Scratch that last patch, here's a more helpful one (additional logging):

diff --git a/Cassandane/Generator.pm b/Cassandane/Generator.pm
index 7abcbfd..b352253 100644
--- a/Cassandane/Generator.pm
+++ b/Cassandane/Generator.pm
@@ -49,6 +49,7 @@ use Cassandane::Util::DateTime qw(to_rfc822 from_iso8601);
 use Cassandane::Address;
 use Cassandane::Message;
 use Cassandane::Util::SHA;
+use Cassandane::Util::Log;

 our $admin = 'qa@cyrus.works';

@@ -280,7 +281,9 @@ sub generate
 {
     my ($self, @aparams) = @_;
     my $params = $self->_params_defaults(@aparams);
+    xlog "entered generate with date param '$params->{date}'";
     my $datestr = to_rfc822($params->{date});
+    xlog "generating message with datestr '$datestr'";
     my $from = $params->{from};
     my $to = $params->{to};
     my $extra_lines = $params->{extra_lines};
diff --git a/Cassandane/Message.pm b/Cassandane/Message.pm
index b4b7036..93b42d2 100644
--- a/Cassandane/Message.pm
+++ b/Cassandane/Message.pm
@@ -432,6 +432,7 @@ sub set_internaldate
     {
        $id = to_rfc3501($id);
     }
+    xlog "setting internaldate to '$id'";
     $self->set_attribute(internaldate => $id);
 }
elliefm commented 4 years ago

I think I have finally tripped this myself, on 2020-05-01 at 11:36am AEST (24 minutes before it became May in UTC)

Curiously, the only test that seemed to fail as a direct result was JMAPEmail.email_get. I wonder if this was already partially fixed at some point?

The failure in JMAPEmail.email_get is happening because, in Cassandane::Util::DateTime, the to_rfc822 and to_rfc3501 functions disagree about the date.

to_rfc822 is used to format the Date header, and the dates in the Received headers. to_rfc3501 is used to format the timestamp in the APPEND command

Here's what the append looks like during the window where the problem occurs:

C: 4 append inbox " 1-Apr-2020 09:52:20 +1000" {811}
S: + go ahead
[...]
Date: Fri, 01 May 2020 09:52:20 +1000

The same DateTime object is used to format both of these dates (in Cassandane::Generator), and is used again later (in the test) when checking that the message has the correct fields. But since the functions produced different dates in the message, one of those checks will definitely fail.

Once UTC time ticks over to the next month, the test starts to pass again, and the window for testing this closes.
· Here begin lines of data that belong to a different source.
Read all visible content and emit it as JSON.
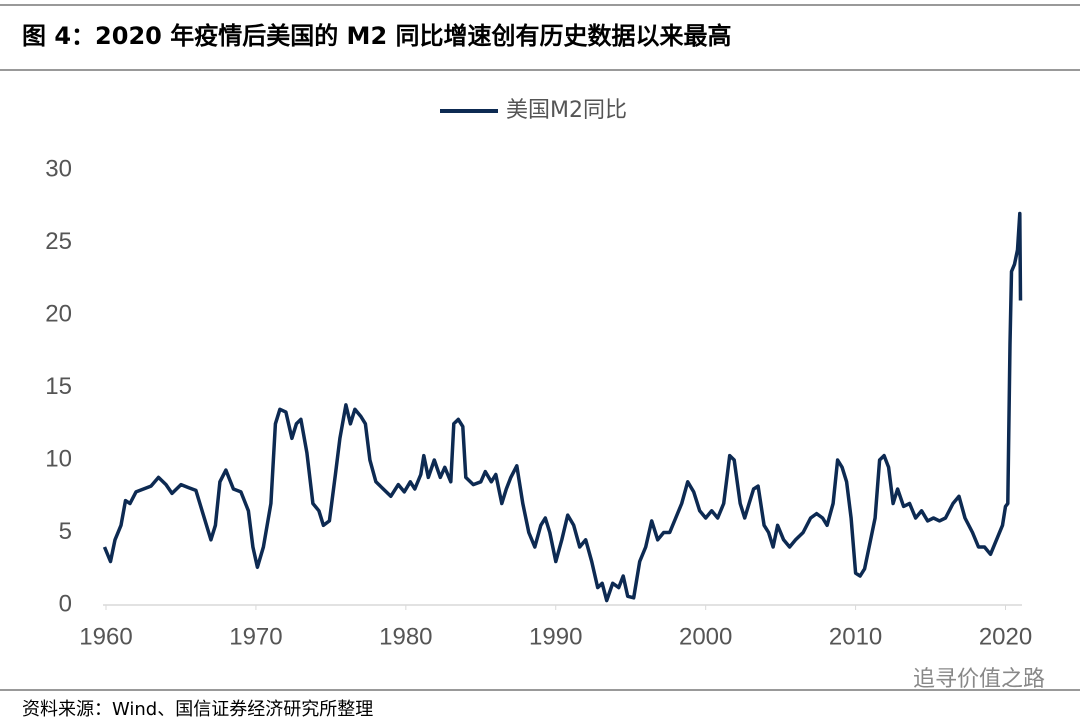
{
  "chart_data": {
    "type": "line",
    "title": "图 4：2020 年疫情后美国的 M2 同比增速创有历史数据以来最高",
    "source": "资料来源：Wind、国信证券经济研究所整理",
    "watermark": "追寻价值之路",
    "x": [
      1959.9,
      1960.3,
      1960.6,
      1961.0,
      1961.3,
      1961.6,
      1962.0,
      1962.5,
      1963.0,
      1963.5,
      1964.0,
      1964.4,
      1965.0,
      1965.5,
      1966.0,
      1966.5,
      1967.0,
      1967.3,
      1967.6,
      1968.0,
      1968.5,
      1969.0,
      1969.5,
      1969.8,
      1970.1,
      1970.5,
      1971.0,
      1971.3,
      1971.6,
      1972.0,
      1972.4,
      1972.7,
      1973.0,
      1973.4,
      1973.8,
      1974.2,
      1974.5,
      1974.9,
      1975.3,
      1975.6,
      1976.0,
      1976.3,
      1976.6,
      1977.0,
      1977.3,
      1977.6,
      1978.0,
      1978.5,
      1979.0,
      1979.5,
      1979.9,
      1980.3,
      1980.6,
      1981.0,
      1981.2,
      1981.5,
      1981.9,
      1982.3,
      1982.6,
      1983.0,
      1983.2,
      1983.5,
      1983.8,
      1984.0,
      1984.5,
      1985.0,
      1985.3,
      1985.7,
      1986.0,
      1986.4,
      1986.7,
      1987.0,
      1987.4,
      1987.8,
      1988.2,
      1988.6,
      1989.0,
      1989.3,
      1989.6,
      1990.0,
      1990.4,
      1990.8,
      1991.2,
      1991.6,
      1992.0,
      1992.4,
      1992.8,
      1993.1,
      1993.4,
      1993.8,
      1994.2,
      1994.5,
      1994.8,
      1995.2,
      1995.6,
      1996.0,
      1996.4,
      1996.8,
      1997.2,
      1997.6,
      1998.0,
      1998.4,
      1998.8,
      1999.2,
      1999.6,
      2000.0,
      2000.4,
      2000.8,
      2001.2,
      2001.6,
      2001.9,
      2002.3,
      2002.6,
      2002.9,
      2003.2,
      2003.5,
      2003.9,
      2004.2,
      2004.5,
      2004.8,
      2005.2,
      2005.6,
      2006.0,
      2006.5,
      2007.0,
      2007.4,
      2007.8,
      2008.1,
      2008.5,
      2008.8,
      2009.1,
      2009.4,
      2009.7,
      2010.0,
      2010.3,
      2010.6,
      2011.0,
      2011.3,
      2011.6,
      2011.9,
      2012.2,
      2012.5,
      2012.8,
      2013.2,
      2013.6,
      2014.0,
      2014.4,
      2014.8,
      2015.2,
      2015.6,
      2016.0,
      2016.5,
      2016.9,
      2017.3,
      2017.8,
      2018.2,
      2018.6,
      2019.0,
      2019.4,
      2019.8,
      2020.0,
      2020.15,
      2020.3,
      2020.4,
      2020.6,
      2020.8,
      2020.95,
      2021.0
    ],
    "series": [
      {
        "name": "美国M2同比",
        "color": "#0d2a52",
        "values": [
          4.0,
          3.0,
          4.5,
          5.5,
          7.2,
          7.0,
          7.8,
          8.0,
          8.2,
          8.8,
          8.3,
          7.7,
          8.3,
          8.1,
          7.9,
          6.2,
          4.5,
          5.5,
          8.5,
          9.3,
          8.0,
          7.8,
          6.5,
          4.0,
          2.6,
          4.0,
          7.0,
          12.5,
          13.5,
          13.3,
          11.5,
          12.5,
          12.8,
          10.5,
          7.0,
          6.5,
          5.5,
          5.8,
          9.0,
          11.5,
          13.8,
          12.5,
          13.5,
          13.0,
          12.5,
          10.0,
          8.5,
          8.0,
          7.5,
          8.3,
          7.8,
          8.5,
          8.0,
          9.0,
          10.3,
          8.8,
          10.0,
          8.8,
          9.5,
          8.5,
          12.5,
          12.8,
          12.3,
          8.8,
          8.3,
          8.5,
          9.2,
          8.5,
          9.0,
          7.0,
          8.0,
          8.8,
          9.6,
          7.0,
          5.0,
          4.0,
          5.5,
          6.0,
          5.0,
          3.0,
          4.5,
          6.2,
          5.5,
          4.0,
          4.5,
          3.0,
          1.2,
          1.5,
          0.3,
          1.5,
          1.2,
          2.0,
          0.6,
          0.5,
          3.0,
          4.0,
          5.8,
          4.5,
          5.0,
          5.0,
          6.0,
          7.0,
          8.5,
          7.8,
          6.5,
          6.0,
          6.5,
          6.0,
          7.0,
          10.3,
          10.0,
          7.0,
          6.0,
          7.0,
          8.0,
          8.2,
          5.5,
          5.0,
          4.0,
          5.5,
          4.5,
          4.0,
          4.5,
          5.0,
          6.0,
          6.3,
          6.0,
          5.5,
          7.0,
          10.0,
          9.5,
          8.5,
          6.0,
          2.2,
          2.0,
          2.5,
          4.5,
          6.0,
          10.0,
          10.3,
          9.5,
          7.0,
          8.0,
          6.8,
          7.0,
          6.0,
          6.5,
          5.8,
          6.0,
          5.8,
          6.0,
          7.0,
          7.5,
          6.0,
          5.0,
          4.0,
          4.0,
          3.5,
          4.5,
          5.5,
          6.8,
          7.0,
          18.0,
          23.0,
          23.5,
          24.5,
          27.0,
          21.0
        ]
      }
    ],
    "xlim": [
      1959.8,
      2021.1
    ],
    "xticks": [
      1960,
      1970,
      1980,
      1990,
      2000,
      2010,
      2020
    ],
    "ylim": [
      0,
      30
    ],
    "yticks": [
      0,
      5,
      10,
      15,
      20,
      25,
      30
    ],
    "legend": "top"
  }
}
I don't know when the window opens, but I suspect it's probably "when the local date's month starts to differ from the UTC date's month".
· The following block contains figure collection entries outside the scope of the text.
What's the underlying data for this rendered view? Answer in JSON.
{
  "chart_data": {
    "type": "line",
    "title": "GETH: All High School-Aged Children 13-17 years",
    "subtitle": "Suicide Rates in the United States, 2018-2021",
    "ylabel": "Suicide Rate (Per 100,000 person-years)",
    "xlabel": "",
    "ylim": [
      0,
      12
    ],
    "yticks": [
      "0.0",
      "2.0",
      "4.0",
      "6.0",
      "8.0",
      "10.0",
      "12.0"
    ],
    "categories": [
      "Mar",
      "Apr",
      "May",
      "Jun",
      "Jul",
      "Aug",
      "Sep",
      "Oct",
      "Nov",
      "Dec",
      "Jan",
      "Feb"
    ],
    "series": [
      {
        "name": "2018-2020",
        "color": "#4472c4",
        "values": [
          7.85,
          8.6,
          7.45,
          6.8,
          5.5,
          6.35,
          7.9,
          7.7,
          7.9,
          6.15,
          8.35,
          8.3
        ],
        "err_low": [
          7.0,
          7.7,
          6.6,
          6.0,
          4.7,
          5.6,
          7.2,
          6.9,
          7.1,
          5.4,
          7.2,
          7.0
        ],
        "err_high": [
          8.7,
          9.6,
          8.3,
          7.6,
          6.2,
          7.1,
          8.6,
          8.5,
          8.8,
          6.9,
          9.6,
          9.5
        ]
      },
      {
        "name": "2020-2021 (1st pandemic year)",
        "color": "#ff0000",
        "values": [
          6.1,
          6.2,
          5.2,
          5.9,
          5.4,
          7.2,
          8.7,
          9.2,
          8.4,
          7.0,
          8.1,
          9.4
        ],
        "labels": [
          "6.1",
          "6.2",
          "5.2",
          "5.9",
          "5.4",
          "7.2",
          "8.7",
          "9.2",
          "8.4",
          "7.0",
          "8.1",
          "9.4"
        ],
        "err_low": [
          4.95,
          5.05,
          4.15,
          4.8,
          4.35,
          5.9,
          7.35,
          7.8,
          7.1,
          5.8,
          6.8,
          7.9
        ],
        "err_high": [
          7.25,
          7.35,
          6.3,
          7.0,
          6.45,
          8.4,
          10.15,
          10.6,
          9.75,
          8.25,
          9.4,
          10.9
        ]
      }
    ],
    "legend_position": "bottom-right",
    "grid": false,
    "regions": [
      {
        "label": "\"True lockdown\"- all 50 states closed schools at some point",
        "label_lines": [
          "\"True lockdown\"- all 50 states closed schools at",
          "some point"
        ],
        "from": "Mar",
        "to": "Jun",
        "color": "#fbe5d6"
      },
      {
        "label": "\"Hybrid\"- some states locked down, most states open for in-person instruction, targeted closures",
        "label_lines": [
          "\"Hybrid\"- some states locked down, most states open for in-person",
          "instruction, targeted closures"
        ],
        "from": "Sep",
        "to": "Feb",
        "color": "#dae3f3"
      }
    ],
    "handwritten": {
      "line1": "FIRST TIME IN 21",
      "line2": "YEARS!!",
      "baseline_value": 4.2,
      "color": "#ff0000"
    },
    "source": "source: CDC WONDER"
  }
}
I wonder if this is even more wonky if your timezone is behind UTC, and not ahead of it like mine -- maybe that explains @jasontibbitts getting many more errors in this window than I do?

At time of writing, this is the to_rfc822 implementation: https://github.com/cyrusimap/cassandane/blob/037d5bdd4663adf16448ec87d673bd684ecfe7f9/Cassandane/Util/DateTime.pm#L186-L203

And this is the to_rfc3501 implementation: https://github.com/cyrusimap/cassandane/blob/037d5bdd4663adf16448ec87d673bd684ecfe7f9/Cassandane/Util/DateTime.pm#L247-L254

Some things that are worth observing, that may turn out to be meaningful:

The fix might be as simple as making to_rfc3501 decompose the object first in the same way that to_rfc822 does, but I can't verify that anymore today!

elliefm commented 4 years ago

Archive.archive_messages and Archive.archive_messages_archive_annotation were also consistently failing during this window, though they didn't look related when I looked at them.

But they're passing again now with no changes, so maybe they are related, but in a less obvious way.